Could you give some advice about the best way to sound-proof a mid-terrace new-build two bedroom house? The family next door have small children and it is very noisy. Voices can be heard but it is mostly thudding noise which is most distressing. There seem to be so many systems and it is very confusing.
There is no easy answer to this one, I’m afraid. Having bought a newly-built house you must be disappointed that the sound-proofing is so poor. Back in 2002 complaints about sound transmission between new homes reached such high levels that the Blair government proposed compulsory testing of sound insulation as part of the Building Regulations.
The big housebuilders – who are all major donors to political party funds, of course – kicked up such a fuss that the idea was dropped almost immediately. The new home you have bought will be a result of this embarrassing U-turn.
Sound-proofing an existing structure can be very costly, and the results are far from guaranteed. High frequency sounds – such as music, or children’s’ voices – are best dealt with by lightweight materials such as mineral wool fibre. This can be added by building a new timber stud wall next to the party wall, inserting the mineral wool in the spaces between the studs, and plaster-boarding over. Or there are proprietary products such as the Hush Multi-Panel system, where the insulation is attached to a sheet of plasterboard, and can be fixed to the existing wall with dabs of adhesive.
Lower frequencies are better stopped by dense materials such as concrete block work. As recently as the 1980s, party walls were built with 225mm dense concrete blocks for this very reason, but regulations have since been relaxed, and party walls can now be legally built even from timber and plasterboard.
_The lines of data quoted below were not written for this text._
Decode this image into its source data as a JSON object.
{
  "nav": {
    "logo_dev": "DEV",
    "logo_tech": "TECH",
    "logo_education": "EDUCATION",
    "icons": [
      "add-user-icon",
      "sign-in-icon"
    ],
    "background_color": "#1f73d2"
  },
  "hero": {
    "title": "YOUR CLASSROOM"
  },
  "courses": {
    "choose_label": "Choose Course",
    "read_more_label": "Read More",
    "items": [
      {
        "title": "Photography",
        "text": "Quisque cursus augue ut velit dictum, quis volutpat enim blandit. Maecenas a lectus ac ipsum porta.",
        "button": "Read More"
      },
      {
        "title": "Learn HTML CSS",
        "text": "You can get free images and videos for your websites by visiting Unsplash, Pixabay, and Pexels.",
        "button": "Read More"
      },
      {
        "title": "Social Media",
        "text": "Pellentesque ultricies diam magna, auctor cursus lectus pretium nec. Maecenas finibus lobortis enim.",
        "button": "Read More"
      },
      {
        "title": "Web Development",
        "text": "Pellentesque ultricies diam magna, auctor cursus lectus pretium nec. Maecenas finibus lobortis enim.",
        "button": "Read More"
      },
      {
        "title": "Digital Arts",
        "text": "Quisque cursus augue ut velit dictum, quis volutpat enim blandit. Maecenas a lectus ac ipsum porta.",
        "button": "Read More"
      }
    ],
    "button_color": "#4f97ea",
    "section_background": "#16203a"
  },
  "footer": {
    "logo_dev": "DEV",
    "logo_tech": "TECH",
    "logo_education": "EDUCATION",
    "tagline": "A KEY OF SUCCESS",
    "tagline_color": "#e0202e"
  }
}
Building a new separate concrete block wall on your side of the party wall would be hideously expensive and disruptive, and would mean sacrificing a lot of internal space.
There are other proprietary products on the market, such as plasterboard sandwich materials incorporating layers of dense vinyl, which are claimed to be based on the sound-proofing methods used in recording studios. I’m afraid I don’t have any experience of these, and couldn’t say whether they are worth the money or not. It would be as well to have such a system installed professionally, and to obtain a warranty.
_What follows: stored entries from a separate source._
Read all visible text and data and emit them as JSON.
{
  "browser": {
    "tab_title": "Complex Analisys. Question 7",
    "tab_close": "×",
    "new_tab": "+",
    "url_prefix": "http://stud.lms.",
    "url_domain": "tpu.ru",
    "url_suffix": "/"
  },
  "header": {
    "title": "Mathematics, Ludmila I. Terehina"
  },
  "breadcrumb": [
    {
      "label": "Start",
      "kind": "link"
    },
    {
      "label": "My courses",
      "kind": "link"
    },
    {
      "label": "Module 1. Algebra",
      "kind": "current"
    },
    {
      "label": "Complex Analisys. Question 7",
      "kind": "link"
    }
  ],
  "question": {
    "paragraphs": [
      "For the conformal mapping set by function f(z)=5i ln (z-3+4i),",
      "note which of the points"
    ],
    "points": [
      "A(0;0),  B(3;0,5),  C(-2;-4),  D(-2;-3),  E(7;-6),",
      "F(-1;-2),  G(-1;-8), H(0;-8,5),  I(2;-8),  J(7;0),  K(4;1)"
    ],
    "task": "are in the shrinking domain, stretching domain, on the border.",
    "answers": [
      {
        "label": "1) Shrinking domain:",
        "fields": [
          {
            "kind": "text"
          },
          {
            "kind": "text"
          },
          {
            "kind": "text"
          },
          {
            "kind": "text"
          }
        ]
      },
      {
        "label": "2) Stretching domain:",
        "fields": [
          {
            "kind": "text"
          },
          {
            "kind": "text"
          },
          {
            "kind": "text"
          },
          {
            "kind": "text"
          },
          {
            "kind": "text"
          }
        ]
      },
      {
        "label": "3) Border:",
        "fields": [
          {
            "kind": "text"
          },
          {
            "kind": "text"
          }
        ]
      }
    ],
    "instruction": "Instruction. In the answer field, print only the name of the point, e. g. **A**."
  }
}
But be warned – instrumental measurement of sound is a complex subject, and you might find that an industry “expert” visiting your home will use the decibel readings from a sound-level meter to prove that the noises you hear are within acceptable limits. But these readings are not the same as human-perceived loudness, which is better measured using a loudness meter.
The problem with neighbour noise is that it can become preoccupying. Even when the neighbours are silent, you will be listening out for them.